Bei SPIEGEL ONLINE kann man lesen, dass die GRÜNEN wieder extrem zerstritten seien. Okay, Medien stehen zum einen auf Koalitionsspielchen und auf Streitigkeiten, aber die Frage nach Schwarz-grün geistert ja schon ewig durch die Medien. Ich bin kein Dogmatiker, von daher kann ich auch nicht pauschal sagen niemals mit der Union. Wie sollte ich das auch? Ich engagiere mich ja für bestimmte Positionen und bin ja nicht bei den GRÜNEN um gegen die CDU zu sein. Und wenn sich Inhalte irgendwann mit der Union besser umsetzen lassen, als mit der SPD, dann ist das eben so. Momentan ist das aber nicht so und dann sollte man auch das Motto „Inhalte vor Macht“ ganz deutlich machen. Angesichts der Schwäche der FDP könnte man natürlich in die Lücke schließen und sich als Türöffner anbieten und so auch an die Macht kommen. Aber zu welchem Preis? Inhaltliche Beliebigkeit wäre vorprogrammiert. Von daher kann man wirklich nur sagen, mit dieser Union momentan geht es nicht. Und das hat Claudia Roth in einer Erklärung gut gemacht, so dass ich diese hier wiedergeben möchte (Hervorhebungen sind von mir):

„Wir tun gut daran, uns darauf zu konzentrieren, was von uns Grünen erwartet wird: nämlich die desaströse schwarz-gelbe Bundesregierung schnellstmöglich zu beenden, anstatt uns in virtuellen Schwarz-Grün-Fantastereien zu verlieren. Für 2013 ist der sozial-ökologische Umbau unser Ziel. Dabei geht es natürlich nicht nur um einen Regierungswechsel, sondern um einen echten grünen Politikwechsel, der mit der Union unmöglich ist.
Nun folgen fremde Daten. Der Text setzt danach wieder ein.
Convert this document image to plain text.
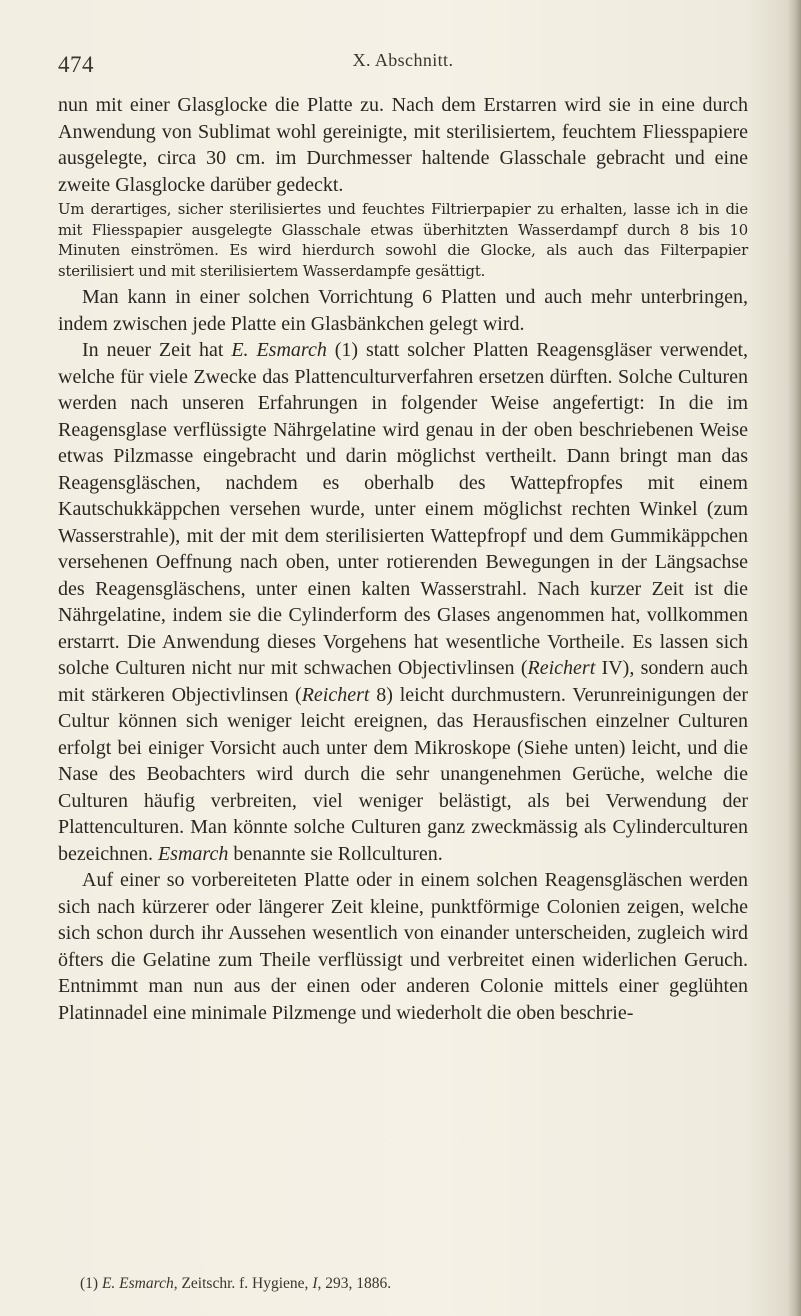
474	X. Abschnitt.

nun mit einer Glasglocke die Platte zu. Nach dem Erstarren wird sie in eine durch Anwendung von Sublimat wohl gereinigte, mit sterilisiertem, feuchtem Fliesspapiere ausgelegte, circa 30 cm. im Durchmesser haltende Glasschale gebracht und eine zweite Glasglocke darüber gedeckt.

Um derartiges, sicher sterilisiertes und feuchtes Filtrierpapier zu erhalten, lasse ich in die mit Fliesspapier ausgelegte Glasschale etwas überhitzten Wasserdampf durch 8 bis 10 Minuten einströmen. Es wird hierdurch sowohl die Glocke, als auch das Filterpapier sterilisiert und mit sterilisiertem Wasserdampfe gesättigt.

Man kann in einer solchen Vorrichtung 6 Platten und auch mehr unterbringen, indem zwischen jede Platte ein Glasbänkchen gelegt wird.

In neuer Zeit hat E. Esmarch (1) statt solcher Platten Reagensgläser verwendet, welche für viele Zwecke das Plattenculturverfahren ersetzen dürften. Solche Culturen werden nach unseren Erfahrungen in folgender Weise angefertigt: In die im Reagensglase verflüssigte Nährgelatine wird genau in der oben beschriebenen Weise etwas Pilzmasse eingebracht und darin möglichst vertheilt. Dann bringt man das Reagensgläschen, nachdem es oberhalb des Wattepfropfes mit einem Kautschukkäppchen versehen wurde, unter einem möglichst rechten Winkel (zum Wasserstrahle), mit der mit dem sterilisierten Wattepfropf und dem Gummikäppchen versehenen Oeffnung nach oben, unter rotierenden Bewegungen in der Längsachse des Reagensgläschens, unter einen kalten Wasserstrahl. Nach kurzer Zeit ist die Nährgelatine, indem sie die Cylinderform des Glases angenommen hat, vollkommen erstarrt. Die Anwendung dieses Vorgehens hat wesentliche Vortheile. Es lassen sich solche Culturen nicht nur mit schwachen Objectivlinsen (Reichert IV), sondern auch mit stärkeren Objectivlinsen (Reichert 8) leicht durchmustern. Verunreinigungen der Cultur können sich weniger leicht ereignen, das Herausfischen einzelner Culturen erfolgt bei einiger Vorsicht auch unter dem Mikroskope (Siehe unten) leicht, und die Nase des Beobachters wird durch die sehr unangenehmen Gerüche, welche die Culturen häufig verbreiten, viel weniger belästigt, als bei Verwendung der Plattenculturen. Man könnte solche Culturen ganz zweckmässig als Cylinderculturen bezeichnen. Esmarch benannte sie Rollculturen.

Auf einer so vorbereiteten Platte oder in einem solchen Reagensgläschen werden sich nach kürzerer oder längerer Zeit kleine, punktförmige Colonien zeigen, welche sich schon durch ihr Aussehen wesentlich von einander unterscheiden, zugleich wird öfters die Gelatine zum Theile verflüssigt und verbreitet einen widerlichen Geruch. Entnimmt man nun aus der einen oder anderen Colonie mittels einer geglühten Platinnadel eine minimale Pilzmenge und wiederholt die oben beschrie-

(1) E. Esmarch, Zeitschr. f. Hygiene, I, 293, 1886.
Uns leitet das Prinzip Inhalte vor Macht. Das heißt gerade in diesen Zeiten, eine Union, die mit dazu beiträgt, Europa an die Wand zu fahren, in der Einwanderungspolitik die Schotten dicht zu machen und soziale Gerechtigkeit zu verspielen, nach der nächsten Wahl abzulösen.

Grüne Eigenständigkeit ist gerade nicht inhaltliche Beliebigkeit, gerade nicht Äquidistanz. Grüne Eigenständigkeit beschreibt nicht zuletzt ein Verhältnis zur SPD auf Augenhöhe. Und grüne Eigenständigkeit beinhaltet explizit auch, in konkreten Situationen mit einer Wahlaussage klare Präferenzen zu definieren, oder eine Koalitionsoption auszuschließen, wenn die Inhalte nicht passen.

Ich kämpfe auf Bundesebene für starke Grüne mit dem Ziel einer Mehrheit von Grün und Rot. Alles andere wäre von heute aus gesehen nicht vertretbar.